The assistant teachers sit for a moment longer then make their way from the meditation hall. The new students eagerly head for the door. I know they will be greeted by a sign, in its own frame, hung from the post directly outside. It will tell them that Noble Silence is lifted. After nine and a half days they are free to talk again. I continue to sit in meditation. Smiling. I am in no hurry. I am not in pain. Love, compassion, goodwill to all beings.
When I finally leave the hall the new students, like little birds, have scattered to chirp excitedly to each other, bursting with stories of pain and triumph, hell and freedom. I walk silently to my room. I’m not ready to speak and know the dangers of speaking too much, too soon. Outside my window two old students greet each other. They talk of anxieties, fears, endless running minds, heads aflame with thoughts. They talk of wanting to leave, of not sleeping, of only wanting to sleep, of good days and bad.

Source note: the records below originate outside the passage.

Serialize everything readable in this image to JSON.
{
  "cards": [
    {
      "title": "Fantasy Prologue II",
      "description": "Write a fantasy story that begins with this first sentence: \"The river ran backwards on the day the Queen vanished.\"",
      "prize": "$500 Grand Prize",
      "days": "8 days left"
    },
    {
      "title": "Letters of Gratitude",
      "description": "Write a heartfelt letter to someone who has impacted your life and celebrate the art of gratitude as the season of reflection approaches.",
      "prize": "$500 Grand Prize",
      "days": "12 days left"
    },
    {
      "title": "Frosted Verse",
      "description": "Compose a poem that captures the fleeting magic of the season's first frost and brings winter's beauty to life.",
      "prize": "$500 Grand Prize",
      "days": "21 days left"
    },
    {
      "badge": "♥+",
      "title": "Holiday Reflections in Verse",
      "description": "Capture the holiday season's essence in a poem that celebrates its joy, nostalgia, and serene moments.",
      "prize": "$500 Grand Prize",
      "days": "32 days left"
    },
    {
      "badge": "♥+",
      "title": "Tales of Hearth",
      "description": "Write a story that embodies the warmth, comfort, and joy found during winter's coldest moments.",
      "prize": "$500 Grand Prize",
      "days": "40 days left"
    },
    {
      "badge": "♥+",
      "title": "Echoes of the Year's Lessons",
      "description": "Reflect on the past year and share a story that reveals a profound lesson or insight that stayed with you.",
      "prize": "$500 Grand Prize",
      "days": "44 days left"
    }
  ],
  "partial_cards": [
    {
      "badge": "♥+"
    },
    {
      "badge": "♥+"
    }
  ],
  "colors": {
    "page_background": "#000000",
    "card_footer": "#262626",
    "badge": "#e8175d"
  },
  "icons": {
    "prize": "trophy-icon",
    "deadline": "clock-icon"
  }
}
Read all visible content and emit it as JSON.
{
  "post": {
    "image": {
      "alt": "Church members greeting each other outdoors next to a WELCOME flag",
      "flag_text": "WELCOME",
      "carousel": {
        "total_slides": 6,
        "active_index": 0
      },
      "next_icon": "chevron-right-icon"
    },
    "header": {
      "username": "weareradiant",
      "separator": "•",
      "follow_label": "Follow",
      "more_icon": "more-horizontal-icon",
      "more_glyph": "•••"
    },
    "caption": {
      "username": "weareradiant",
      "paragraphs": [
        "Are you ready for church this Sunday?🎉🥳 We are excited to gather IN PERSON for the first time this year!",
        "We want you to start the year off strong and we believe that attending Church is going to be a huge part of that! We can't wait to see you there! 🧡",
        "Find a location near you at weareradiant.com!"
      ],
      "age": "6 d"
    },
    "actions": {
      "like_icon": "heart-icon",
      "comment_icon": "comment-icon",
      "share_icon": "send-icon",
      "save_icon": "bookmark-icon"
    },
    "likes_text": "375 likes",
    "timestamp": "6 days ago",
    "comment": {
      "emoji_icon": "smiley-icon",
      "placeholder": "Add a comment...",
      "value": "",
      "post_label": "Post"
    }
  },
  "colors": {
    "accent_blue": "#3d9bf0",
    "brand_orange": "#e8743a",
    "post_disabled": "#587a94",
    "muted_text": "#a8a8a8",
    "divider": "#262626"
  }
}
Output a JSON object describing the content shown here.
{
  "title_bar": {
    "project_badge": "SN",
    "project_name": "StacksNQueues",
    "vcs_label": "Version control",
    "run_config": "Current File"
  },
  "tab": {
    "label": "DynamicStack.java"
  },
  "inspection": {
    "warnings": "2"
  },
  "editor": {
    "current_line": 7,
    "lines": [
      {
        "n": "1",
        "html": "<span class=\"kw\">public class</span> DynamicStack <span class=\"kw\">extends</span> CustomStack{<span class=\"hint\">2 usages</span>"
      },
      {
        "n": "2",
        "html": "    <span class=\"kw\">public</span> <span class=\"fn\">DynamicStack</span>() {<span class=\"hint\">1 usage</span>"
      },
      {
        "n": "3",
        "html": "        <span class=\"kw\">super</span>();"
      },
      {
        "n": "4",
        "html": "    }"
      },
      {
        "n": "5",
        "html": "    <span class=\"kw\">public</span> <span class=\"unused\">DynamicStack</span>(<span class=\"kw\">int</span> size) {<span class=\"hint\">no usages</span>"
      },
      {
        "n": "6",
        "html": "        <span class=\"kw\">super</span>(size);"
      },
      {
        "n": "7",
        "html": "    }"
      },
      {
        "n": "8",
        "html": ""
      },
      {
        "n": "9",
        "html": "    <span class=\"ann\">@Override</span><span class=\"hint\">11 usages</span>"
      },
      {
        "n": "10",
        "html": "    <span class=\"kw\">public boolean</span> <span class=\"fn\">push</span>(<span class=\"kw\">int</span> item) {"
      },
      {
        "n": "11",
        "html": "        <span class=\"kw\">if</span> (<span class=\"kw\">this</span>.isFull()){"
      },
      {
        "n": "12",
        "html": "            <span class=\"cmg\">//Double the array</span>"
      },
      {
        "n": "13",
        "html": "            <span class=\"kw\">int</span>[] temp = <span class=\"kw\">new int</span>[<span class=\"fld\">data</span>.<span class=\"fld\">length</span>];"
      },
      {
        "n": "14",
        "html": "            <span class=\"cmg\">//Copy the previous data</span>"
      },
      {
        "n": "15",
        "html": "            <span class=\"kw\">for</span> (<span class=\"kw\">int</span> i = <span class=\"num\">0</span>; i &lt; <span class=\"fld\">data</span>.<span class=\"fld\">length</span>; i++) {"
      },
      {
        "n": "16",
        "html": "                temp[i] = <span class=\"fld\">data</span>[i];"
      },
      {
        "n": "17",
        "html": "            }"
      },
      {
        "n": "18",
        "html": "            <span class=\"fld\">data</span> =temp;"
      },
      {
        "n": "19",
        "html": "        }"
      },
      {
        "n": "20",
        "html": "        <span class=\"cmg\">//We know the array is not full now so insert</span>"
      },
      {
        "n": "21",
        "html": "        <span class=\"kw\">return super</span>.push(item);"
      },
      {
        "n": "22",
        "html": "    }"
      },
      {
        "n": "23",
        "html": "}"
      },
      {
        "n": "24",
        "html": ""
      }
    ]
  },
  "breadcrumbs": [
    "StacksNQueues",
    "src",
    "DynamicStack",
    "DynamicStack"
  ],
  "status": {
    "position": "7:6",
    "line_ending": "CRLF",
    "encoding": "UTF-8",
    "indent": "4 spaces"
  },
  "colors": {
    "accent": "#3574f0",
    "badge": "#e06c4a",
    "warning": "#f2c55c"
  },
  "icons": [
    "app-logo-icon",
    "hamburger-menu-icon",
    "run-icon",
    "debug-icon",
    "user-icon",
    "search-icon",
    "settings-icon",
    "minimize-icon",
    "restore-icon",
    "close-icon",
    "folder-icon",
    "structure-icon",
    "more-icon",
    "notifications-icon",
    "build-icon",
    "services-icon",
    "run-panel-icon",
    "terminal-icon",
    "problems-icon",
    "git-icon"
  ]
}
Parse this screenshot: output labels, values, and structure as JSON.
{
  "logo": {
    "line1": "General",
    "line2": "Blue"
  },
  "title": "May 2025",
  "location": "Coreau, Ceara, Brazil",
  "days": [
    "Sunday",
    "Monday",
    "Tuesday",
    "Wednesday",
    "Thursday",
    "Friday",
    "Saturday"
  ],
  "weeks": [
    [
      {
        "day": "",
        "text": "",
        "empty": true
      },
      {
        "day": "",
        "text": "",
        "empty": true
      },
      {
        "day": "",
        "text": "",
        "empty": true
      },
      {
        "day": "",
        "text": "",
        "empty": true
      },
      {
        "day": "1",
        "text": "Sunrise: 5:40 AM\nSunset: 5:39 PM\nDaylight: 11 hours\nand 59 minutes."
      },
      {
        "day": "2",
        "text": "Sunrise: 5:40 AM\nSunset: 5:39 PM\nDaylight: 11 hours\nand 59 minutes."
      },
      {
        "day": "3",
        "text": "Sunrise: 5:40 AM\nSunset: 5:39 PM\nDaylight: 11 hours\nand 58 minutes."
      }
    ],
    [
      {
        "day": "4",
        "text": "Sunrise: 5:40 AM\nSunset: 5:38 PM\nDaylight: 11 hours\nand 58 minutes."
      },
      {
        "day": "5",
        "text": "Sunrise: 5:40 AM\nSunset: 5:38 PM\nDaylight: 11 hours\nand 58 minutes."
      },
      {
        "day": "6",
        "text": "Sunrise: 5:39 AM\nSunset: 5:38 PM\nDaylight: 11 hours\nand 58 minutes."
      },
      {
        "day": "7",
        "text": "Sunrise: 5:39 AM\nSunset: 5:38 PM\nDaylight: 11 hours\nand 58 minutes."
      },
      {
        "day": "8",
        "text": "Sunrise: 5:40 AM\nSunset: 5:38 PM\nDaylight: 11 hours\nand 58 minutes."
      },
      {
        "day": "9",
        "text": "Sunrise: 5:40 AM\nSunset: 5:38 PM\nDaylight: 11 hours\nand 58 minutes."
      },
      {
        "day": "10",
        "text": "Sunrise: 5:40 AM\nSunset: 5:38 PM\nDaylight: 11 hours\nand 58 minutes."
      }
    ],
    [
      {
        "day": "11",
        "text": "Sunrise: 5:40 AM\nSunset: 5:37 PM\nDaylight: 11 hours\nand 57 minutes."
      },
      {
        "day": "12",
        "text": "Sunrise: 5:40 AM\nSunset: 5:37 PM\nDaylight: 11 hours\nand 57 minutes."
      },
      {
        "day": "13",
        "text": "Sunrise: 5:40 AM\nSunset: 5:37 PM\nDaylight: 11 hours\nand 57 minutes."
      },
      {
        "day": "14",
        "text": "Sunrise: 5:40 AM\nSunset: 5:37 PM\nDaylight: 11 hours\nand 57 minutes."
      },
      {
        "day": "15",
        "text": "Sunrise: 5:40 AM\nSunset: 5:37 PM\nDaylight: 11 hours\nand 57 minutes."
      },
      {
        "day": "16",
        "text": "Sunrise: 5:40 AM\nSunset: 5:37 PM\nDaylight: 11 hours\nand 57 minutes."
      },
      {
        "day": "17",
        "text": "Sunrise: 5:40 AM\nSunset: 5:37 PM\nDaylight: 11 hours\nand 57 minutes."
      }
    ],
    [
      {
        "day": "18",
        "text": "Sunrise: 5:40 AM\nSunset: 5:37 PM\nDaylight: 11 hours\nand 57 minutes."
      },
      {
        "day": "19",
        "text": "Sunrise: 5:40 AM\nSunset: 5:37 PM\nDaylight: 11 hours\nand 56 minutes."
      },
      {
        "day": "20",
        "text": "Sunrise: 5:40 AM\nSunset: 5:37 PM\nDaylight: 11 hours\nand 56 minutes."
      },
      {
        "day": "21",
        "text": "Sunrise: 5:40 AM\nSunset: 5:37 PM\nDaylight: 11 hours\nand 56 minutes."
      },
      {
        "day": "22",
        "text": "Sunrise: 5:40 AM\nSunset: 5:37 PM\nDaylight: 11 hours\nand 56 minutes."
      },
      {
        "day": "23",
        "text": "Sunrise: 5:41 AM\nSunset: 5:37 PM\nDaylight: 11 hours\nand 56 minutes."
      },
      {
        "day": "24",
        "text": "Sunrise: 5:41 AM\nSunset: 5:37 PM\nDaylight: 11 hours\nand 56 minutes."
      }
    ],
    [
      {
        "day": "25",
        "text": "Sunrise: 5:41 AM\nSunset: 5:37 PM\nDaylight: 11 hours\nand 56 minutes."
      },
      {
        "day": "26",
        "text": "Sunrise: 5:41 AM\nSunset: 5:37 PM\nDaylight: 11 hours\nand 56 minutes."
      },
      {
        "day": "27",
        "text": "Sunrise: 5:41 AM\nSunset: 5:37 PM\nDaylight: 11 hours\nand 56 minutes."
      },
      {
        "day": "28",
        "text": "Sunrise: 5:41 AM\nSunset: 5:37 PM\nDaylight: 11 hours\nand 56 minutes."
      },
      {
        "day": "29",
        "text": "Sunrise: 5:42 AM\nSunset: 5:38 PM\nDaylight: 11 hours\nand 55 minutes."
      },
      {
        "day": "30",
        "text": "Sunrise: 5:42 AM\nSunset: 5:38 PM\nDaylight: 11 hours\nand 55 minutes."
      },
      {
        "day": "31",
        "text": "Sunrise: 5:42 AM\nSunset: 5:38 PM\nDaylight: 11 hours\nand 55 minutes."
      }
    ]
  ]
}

And as for me? What will I say when I finally let my voice take flight? Yes, I had pain. Yes, I did endless head miles. Yes, I felt as though there was a tangle of fat pythons inside my head, squirming and pushing against my skull. But in the end, the meditation took over. Eventually my busy, exhausting mind tired of it’s own stories. It would flick through the choices available, like DVDs on a shelf, and realise it had seen them all before, too many times. Then it would slow, let go, and finally, finally, let me do the work I was here to do. Observe the breath, observe sensations, remember the truth of impermanence. Awareness and equanimity. One step on the path and then another, sometimes shuffling, sometimes skipping, and sometimes doing an about-face when the pain bit back.
The teacher’s words still ring in my head; Liberate yourself from the bondages of craving, aversion, delusion, illusion and enjoy real peace, real harmony, real happiness. But now, finally, it’s time to hear words from my own lips. This time I choose the path leading to the dining hall and lunch, to join the other voices; gliding, swooping, diving and soaring.